There are still further problems. In the elite private colleges today, students who are not on scholarship pay as much as $20,000 a year in fees. I myself, a professor at Dartmouth, discern a visible sense of disappointment when the man the students are paying so much money to meet doesn't appear to be a professor in his presentation of himself. The man in jeans and ponytail who comes across as just another guy like you"-"hey, call me Tom"-is thought to be something of a cheat. Only the rare student has a genuine commitment to any subject matter, but in the social roles of "student" and professor" the student still expects such commitment from the man on the other side of the lectern; he expects something different from what he is being given by much of the professoriate today.
It is not altogether clear when the vast slide occurred. In his important collection of essays entitled The Culture We Deserve, Jacques Barzun writes that "Right now, for example, one can ask whether all over the world the idea of the university has not been battered without hope of recovery for a long time."
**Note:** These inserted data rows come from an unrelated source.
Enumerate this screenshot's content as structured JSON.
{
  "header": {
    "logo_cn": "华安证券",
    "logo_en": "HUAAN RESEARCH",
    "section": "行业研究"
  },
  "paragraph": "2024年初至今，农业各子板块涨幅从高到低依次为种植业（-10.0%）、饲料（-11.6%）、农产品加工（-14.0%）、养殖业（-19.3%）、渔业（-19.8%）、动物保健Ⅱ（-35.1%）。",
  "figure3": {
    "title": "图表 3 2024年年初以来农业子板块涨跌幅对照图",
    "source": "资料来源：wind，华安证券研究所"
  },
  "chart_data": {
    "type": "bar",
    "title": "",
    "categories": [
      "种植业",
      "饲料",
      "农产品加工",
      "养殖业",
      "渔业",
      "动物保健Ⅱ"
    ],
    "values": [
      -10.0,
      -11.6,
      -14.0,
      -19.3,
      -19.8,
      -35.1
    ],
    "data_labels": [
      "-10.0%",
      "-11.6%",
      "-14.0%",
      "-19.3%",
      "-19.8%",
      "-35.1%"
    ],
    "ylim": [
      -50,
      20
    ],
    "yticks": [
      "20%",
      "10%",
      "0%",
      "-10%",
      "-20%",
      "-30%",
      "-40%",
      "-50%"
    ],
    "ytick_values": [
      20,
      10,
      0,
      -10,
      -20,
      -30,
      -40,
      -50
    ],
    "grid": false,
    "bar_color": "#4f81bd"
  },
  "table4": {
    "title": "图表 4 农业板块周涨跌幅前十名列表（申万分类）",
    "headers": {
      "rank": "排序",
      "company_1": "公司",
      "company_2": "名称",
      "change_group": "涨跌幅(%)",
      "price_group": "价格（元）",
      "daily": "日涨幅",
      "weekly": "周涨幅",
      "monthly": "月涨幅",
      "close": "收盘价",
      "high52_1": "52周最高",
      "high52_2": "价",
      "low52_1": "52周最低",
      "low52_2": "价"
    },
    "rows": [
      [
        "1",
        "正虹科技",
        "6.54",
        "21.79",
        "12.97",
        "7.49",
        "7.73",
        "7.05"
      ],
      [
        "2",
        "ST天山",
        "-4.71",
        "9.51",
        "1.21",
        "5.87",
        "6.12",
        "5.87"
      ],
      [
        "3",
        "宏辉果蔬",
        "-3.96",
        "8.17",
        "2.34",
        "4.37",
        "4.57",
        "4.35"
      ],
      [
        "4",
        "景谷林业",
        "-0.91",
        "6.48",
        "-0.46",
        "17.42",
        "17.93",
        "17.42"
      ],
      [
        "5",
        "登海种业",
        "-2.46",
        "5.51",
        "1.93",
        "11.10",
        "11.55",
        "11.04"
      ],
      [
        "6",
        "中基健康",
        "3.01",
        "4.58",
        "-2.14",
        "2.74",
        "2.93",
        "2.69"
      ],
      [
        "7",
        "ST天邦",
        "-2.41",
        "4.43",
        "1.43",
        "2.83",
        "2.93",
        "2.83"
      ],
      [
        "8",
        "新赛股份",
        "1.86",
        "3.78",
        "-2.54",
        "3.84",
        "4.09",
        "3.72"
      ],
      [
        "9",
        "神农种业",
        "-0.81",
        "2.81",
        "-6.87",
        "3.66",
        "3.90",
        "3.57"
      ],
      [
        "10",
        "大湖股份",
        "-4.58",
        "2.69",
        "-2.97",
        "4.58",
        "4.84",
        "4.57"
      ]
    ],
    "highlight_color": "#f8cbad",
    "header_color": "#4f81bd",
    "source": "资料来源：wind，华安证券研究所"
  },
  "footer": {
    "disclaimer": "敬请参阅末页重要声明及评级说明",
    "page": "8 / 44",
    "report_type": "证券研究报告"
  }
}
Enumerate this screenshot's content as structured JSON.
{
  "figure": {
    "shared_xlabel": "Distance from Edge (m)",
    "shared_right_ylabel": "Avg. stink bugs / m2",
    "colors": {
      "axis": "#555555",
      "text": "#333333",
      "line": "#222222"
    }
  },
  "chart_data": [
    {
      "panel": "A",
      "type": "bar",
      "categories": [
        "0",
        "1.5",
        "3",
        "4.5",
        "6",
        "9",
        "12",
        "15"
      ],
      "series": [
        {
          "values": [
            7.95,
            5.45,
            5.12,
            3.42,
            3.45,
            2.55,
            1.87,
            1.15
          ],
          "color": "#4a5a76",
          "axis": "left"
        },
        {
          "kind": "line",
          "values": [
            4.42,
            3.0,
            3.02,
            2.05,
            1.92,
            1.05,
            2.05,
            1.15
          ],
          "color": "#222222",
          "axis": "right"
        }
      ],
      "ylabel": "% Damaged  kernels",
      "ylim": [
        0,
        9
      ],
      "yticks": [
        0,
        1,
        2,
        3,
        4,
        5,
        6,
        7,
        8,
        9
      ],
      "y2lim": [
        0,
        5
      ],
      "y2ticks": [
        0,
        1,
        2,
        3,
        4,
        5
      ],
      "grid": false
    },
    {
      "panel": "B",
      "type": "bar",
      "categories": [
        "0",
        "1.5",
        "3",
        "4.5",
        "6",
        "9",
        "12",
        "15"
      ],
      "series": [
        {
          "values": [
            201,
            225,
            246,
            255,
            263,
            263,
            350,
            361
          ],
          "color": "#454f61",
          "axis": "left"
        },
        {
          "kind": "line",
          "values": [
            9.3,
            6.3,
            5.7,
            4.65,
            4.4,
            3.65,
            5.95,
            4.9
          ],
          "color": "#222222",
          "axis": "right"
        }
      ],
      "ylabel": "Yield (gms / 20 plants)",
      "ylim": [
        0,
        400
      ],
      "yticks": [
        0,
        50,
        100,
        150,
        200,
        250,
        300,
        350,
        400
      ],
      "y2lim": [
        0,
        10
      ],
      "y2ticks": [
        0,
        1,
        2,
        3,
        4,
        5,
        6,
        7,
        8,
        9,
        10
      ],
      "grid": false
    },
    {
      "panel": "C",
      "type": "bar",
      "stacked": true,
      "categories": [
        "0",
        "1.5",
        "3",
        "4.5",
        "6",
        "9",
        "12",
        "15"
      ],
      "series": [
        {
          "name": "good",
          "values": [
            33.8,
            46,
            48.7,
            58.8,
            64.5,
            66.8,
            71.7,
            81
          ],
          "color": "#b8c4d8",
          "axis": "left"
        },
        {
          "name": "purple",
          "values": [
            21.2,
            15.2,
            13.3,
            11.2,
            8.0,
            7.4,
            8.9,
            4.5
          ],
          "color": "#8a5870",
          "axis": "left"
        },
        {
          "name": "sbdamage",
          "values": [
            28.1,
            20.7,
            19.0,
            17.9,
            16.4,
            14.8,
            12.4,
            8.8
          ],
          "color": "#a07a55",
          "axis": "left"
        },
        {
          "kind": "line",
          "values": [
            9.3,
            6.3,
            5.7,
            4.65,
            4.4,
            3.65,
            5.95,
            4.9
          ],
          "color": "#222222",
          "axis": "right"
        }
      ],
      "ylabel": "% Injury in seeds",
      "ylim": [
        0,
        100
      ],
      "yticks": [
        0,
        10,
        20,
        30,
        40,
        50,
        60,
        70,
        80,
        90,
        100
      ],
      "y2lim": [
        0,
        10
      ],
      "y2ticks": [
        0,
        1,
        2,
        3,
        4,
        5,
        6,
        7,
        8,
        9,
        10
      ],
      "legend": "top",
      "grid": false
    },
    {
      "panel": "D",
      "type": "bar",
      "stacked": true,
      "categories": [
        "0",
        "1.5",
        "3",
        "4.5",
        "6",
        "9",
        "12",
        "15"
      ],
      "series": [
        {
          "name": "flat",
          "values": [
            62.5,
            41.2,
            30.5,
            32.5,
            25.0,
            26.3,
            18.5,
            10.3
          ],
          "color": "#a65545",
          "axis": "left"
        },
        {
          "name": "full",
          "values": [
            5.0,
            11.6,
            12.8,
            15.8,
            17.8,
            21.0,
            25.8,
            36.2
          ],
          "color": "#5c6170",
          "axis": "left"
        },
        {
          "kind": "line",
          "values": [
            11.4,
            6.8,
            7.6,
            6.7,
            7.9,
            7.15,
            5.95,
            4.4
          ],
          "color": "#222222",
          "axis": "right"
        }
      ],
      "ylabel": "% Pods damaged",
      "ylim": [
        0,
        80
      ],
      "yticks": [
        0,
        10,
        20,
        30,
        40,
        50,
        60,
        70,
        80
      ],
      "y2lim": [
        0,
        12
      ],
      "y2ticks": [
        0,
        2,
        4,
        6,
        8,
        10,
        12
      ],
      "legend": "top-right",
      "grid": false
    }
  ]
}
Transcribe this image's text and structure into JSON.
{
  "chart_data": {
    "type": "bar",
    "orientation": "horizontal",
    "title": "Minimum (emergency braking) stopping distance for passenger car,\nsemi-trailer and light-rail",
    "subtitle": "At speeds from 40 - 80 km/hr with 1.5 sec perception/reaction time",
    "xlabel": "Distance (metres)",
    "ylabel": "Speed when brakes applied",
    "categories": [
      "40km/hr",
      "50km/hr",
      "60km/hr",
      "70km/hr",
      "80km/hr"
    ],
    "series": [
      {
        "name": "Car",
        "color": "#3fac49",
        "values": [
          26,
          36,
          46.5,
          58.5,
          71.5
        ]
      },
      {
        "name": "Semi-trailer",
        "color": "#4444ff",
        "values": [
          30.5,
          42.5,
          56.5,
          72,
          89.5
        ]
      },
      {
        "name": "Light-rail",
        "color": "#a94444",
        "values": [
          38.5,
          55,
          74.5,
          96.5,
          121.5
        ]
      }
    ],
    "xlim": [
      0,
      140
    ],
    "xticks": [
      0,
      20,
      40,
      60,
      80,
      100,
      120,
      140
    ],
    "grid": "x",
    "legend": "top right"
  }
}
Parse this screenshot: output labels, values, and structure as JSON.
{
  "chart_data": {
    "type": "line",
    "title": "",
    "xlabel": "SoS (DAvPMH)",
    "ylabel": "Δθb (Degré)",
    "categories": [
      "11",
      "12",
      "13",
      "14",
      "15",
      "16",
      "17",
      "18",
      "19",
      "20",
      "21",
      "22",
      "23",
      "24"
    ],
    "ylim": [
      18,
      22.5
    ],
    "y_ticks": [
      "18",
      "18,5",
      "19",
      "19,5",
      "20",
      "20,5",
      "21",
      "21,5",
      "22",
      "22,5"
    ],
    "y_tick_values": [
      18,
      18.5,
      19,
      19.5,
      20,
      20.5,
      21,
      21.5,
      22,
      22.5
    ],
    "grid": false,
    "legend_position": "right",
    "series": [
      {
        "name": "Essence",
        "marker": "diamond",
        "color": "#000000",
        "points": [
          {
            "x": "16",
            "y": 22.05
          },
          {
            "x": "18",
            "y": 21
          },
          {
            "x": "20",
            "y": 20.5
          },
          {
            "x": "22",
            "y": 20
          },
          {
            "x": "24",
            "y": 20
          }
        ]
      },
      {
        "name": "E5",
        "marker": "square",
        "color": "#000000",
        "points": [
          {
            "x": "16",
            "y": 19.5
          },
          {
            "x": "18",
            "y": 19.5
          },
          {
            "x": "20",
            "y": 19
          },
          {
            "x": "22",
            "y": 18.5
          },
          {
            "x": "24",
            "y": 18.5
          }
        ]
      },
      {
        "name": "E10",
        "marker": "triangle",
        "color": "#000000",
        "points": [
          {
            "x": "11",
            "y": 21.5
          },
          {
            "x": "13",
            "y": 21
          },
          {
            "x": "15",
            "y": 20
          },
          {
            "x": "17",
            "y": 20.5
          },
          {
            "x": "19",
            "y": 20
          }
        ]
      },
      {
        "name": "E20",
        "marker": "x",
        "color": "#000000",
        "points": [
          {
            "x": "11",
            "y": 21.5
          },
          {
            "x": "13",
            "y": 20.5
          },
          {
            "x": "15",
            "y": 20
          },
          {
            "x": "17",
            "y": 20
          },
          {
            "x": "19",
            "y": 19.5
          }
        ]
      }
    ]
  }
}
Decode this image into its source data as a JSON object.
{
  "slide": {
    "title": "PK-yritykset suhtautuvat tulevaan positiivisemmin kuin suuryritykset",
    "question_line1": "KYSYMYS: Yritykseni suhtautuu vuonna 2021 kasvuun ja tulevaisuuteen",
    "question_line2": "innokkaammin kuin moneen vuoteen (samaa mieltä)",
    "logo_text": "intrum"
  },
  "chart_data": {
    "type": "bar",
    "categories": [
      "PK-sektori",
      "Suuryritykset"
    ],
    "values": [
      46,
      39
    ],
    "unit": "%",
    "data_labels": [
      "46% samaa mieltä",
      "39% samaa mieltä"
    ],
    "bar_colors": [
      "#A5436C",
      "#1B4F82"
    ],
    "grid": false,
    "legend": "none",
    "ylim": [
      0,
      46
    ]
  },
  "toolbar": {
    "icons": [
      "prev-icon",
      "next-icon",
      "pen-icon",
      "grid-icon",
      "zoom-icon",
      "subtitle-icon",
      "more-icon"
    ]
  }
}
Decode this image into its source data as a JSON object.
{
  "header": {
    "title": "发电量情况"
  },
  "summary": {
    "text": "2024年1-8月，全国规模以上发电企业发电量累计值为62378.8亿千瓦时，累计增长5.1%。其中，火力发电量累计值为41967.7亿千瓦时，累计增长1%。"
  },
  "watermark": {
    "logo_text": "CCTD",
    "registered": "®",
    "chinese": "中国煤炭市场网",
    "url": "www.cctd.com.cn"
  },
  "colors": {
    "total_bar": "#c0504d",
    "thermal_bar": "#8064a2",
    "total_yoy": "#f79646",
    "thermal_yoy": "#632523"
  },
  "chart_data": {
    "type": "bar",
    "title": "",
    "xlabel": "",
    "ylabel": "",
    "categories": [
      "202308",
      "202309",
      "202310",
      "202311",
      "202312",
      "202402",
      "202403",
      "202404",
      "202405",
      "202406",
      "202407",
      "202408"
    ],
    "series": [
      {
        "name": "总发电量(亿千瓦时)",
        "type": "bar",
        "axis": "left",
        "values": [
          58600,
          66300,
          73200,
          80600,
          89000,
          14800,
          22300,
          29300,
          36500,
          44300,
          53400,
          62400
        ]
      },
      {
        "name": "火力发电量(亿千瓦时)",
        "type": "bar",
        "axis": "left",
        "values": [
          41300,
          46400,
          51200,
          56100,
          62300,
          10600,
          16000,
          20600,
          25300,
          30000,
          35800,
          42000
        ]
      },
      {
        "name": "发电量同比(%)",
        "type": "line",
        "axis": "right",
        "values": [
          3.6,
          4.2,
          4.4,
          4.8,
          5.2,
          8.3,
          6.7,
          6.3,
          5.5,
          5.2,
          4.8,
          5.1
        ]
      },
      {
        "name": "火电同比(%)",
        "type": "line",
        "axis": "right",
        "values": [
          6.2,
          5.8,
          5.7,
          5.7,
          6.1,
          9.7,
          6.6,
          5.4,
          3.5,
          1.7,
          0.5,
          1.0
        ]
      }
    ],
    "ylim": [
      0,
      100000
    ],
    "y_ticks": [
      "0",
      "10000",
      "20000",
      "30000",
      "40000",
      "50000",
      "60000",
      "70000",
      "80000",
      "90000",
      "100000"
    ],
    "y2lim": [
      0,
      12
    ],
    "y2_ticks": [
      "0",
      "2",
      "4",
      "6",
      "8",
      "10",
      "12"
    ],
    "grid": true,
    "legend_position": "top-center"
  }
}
Mr. Barzun traces the slide to the passion for specialization in the college curriculum at the turn of the century. Surely another factor has been the vast amount of money pouring into the universities, which has made the academy a growth industry, so that people now are going into the academy and even running it who have no love for the academic vocation. They are in it for power and status and, often, big bucks.
AT THE SAME TIME, because of this comprehensive lack of vocation, the academy has begun desiring to be an "action" institution. If Karl Marx thought that the job of philosophy was not to understand the world but to change it (which is precisely wrong), so does today's academy. It has constituted itself as a political party, not an agency of understanding. We hear all the time about "divestment," but very seldom about the history of South Africa.
Through my own field-glasses at trench level, I think the students may tip the balance in a useful direction. It is only the very rare student who will always and under any conditions be brilliant and unpredictable. But even the student herd now seems tired of the guy in jeans who has a "Marxist perspective." I have been considering offering a course from a "Ptolemaic perspective."